Nos últimos anos, Xi reforçou o seu poder pessoal a um nível só comparável com Mao Tsetung - no recente congresso, Xi foi declarado como o “núcleo” do Partido Comunista Chinês (PCC). Por outro lado, devolveu ao PCC a centralidade em todos os aspetos da vida na China. Para além disso, acentuou a subjugação das Forças Armadas à agenda política do PCC e do seu líder. E montou a máquina de repressão e censura mais poderosa alguma vez à disposição de um líder político (o orçamento da China para segurança interna é superior a todo o orçamento militar do país).

Não é só o presente de Xi que indicia esse caminho repressivo. É também o seu passado. Em particular, no período crítico de Tiananmen e da queda do bloco de Leste. Quando viu a URSS desagregar-se, com o colapso do partido e da federação de países que a constituíra, Xi intuiu o risco que corria também o seu país, igualmente vasto, multi-étnico e complexo de gerir e manter colado. 

O colapso soviético às mãos de Gorbachev foi um choque para Xi - e é, sem dúvida, um trauma que partilha com o seu “amigo” Vladimir Putin. Consciente ou inconscientemente, Xi assumiu-se como o “anti-Gorbachev”, usando a expressão de François Bougon, autor do livro “Na Cabeça de Xi”, recém-editado em Portugal.

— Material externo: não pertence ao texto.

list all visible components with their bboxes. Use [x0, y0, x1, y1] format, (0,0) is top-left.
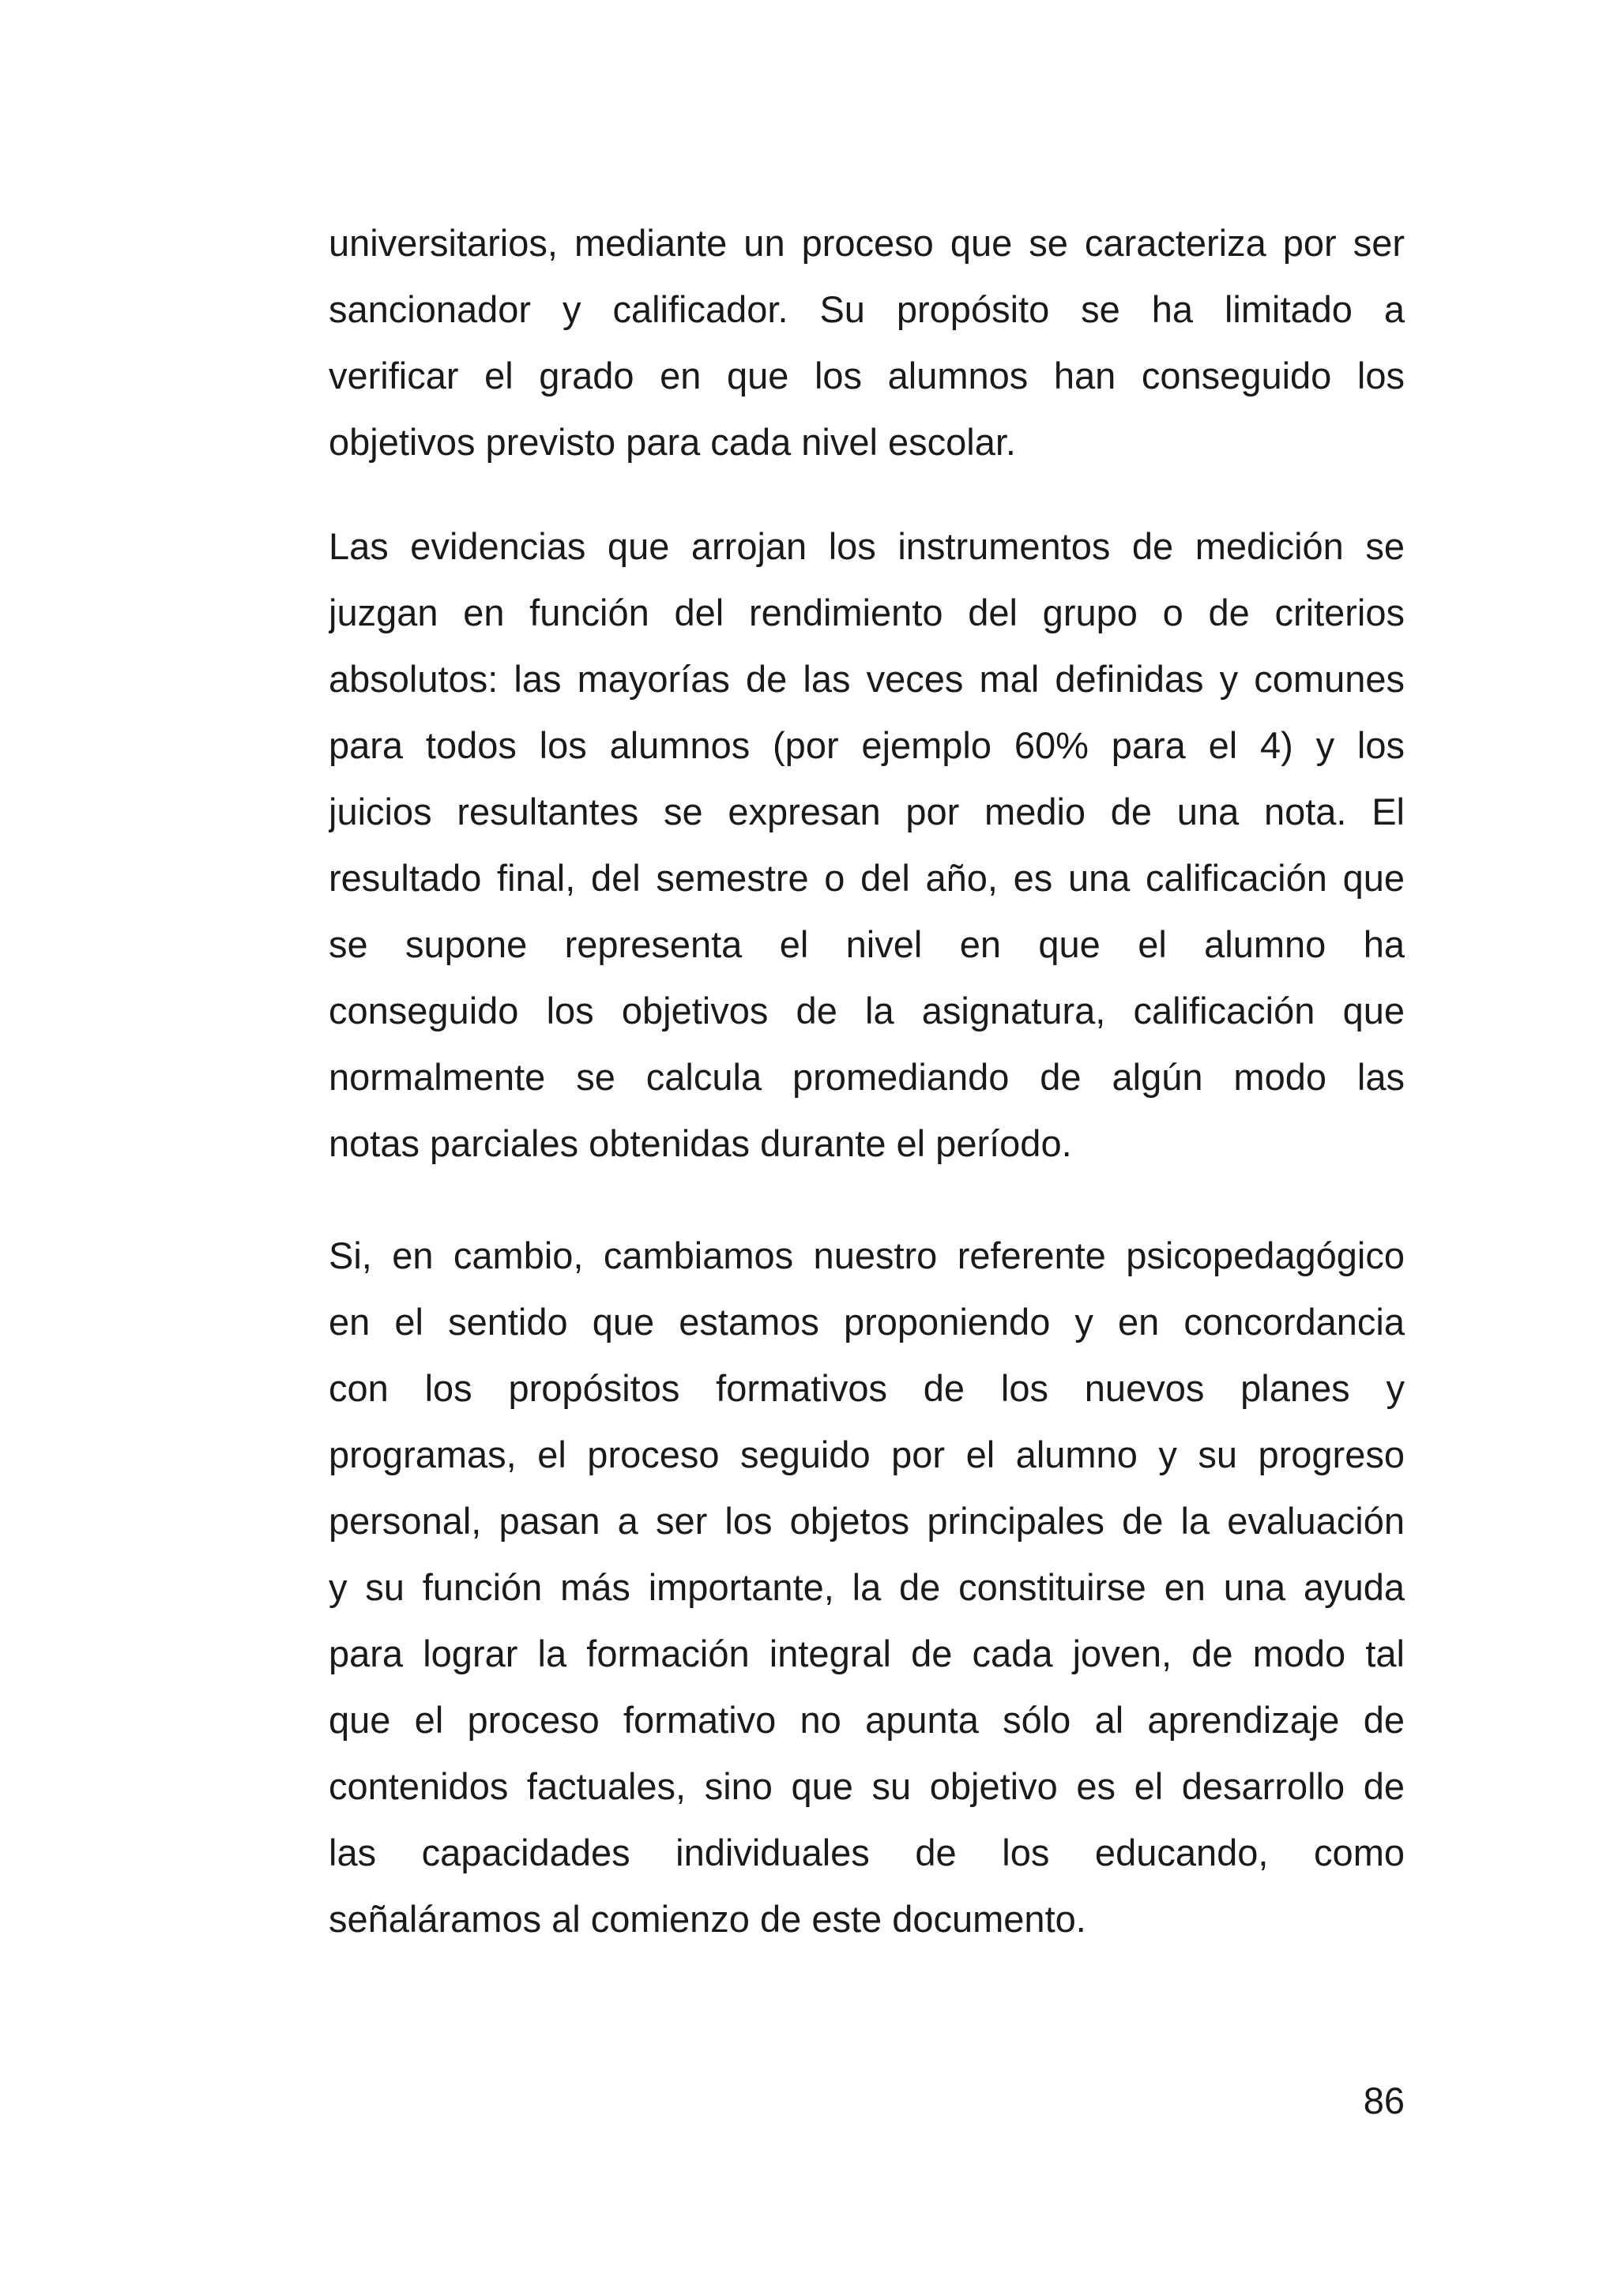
text-line: se supone representa el nivel en que el alumno ha	[329, 923, 1405, 965]
text-line: normalmente se calcula promediando de algún modo las	[329, 1056, 1405, 1098]
text-line: programas, el proceso seguido por el alumno y su progreso	[329, 1434, 1405, 1475]
text-line: en el sentido que estamos proponiendo y en concordancia	[329, 1301, 1405, 1343]
text-line: sancionador y calificador. Su propósito se ha limitado a	[329, 288, 1405, 330]
text-line: con los propósitos formativos de los nuevos planes y	[329, 1367, 1405, 1409]
text-line: Las evidencias que arrojan los instrumentos de medición se	[329, 525, 1405, 567]
text-line: contenidos factuales, sino que su objetivo es el desarrollo de	[329, 1765, 1405, 1807]
text-line: universitarios, mediante un proceso que se caracteriza por ser	[329, 222, 1405, 264]
text-line: que el proceso formativo no apunta sólo al aprendizaje de	[329, 1699, 1405, 1741]
paragraph-2	[329, 513, 1405, 1177]
paragraph-1	[329, 210, 1405, 475]
text-line: juicios resultantes se expresan por medio de una nota. El	[329, 791, 1405, 832]
text-line: absolutos: las mayorías de las veces mal definidas y comunes	[329, 658, 1405, 700]
text-line: las capacidades individuales de los educando, como	[329, 1832, 1405, 1873]
text-line: para todos los alumnos (por ejemplo 60% para el 4) y los	[329, 724, 1405, 766]
text-line: Si, en cambio, cambiamos nuestro referente psicopedagógico	[329, 1234, 1405, 1276]
text-line: conseguido los objetivos de la asignatura, calificación que	[329, 990, 1405, 1032]
text-line: personal, pasan a ser los objetos principales de la evaluación	[329, 1500, 1405, 1542]
page-number: 86	[1363, 2080, 1405, 2121]
text-line: notas parciales obtenidas durante el período.	[329, 1122, 1072, 1164]
text-line: juzgan en función del rendimiento del grupo o de criterios	[329, 592, 1405, 633]
text-line: resultado final, del semestre o del año, es una calificación que	[329, 857, 1405, 899]
text-line: verificar el grado en que los alumnos han conseguido los	[329, 355, 1405, 396]
text-line: para lograr la formación integral de cada joven, de modo tal	[329, 1633, 1405, 1674]
text-line: y su función más importante, la de constituirse en una ayuda	[329, 1566, 1405, 1608]
text-line: señaláramos al comienzo de este documento.	[329, 1898, 1086, 1940]
paragraph-3	[329, 1223, 1405, 1952]
text-line: objetivos previsto para cada nivel escolar.	[329, 421, 1016, 463]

E, tal como Xi, também o PCC vive assombrado com o colapso da URSS. Na preparação para o congresso do mês passado, dirigentes do partido, dos mais diversos níveis, foram incentivados a ver um documentário sobre a desagregação da União Soviética. E esse continua a ser tema de intenso estudo por parte dos intelectuais do partido. 

Xi tem ideias bem firmes sobre as razões por que o Partido Comunista Soviético falhou e se “dispersou como um bando de pardais”. Houve várias causas, mas foi sobretudo por “niilismo histórico”: “Lenine e Estaline foram rejeitados” e “a confusão ideológica estava por todo o lado”. Para Xi, a confusão e a ausência de uma linha firme são a base de todos os males.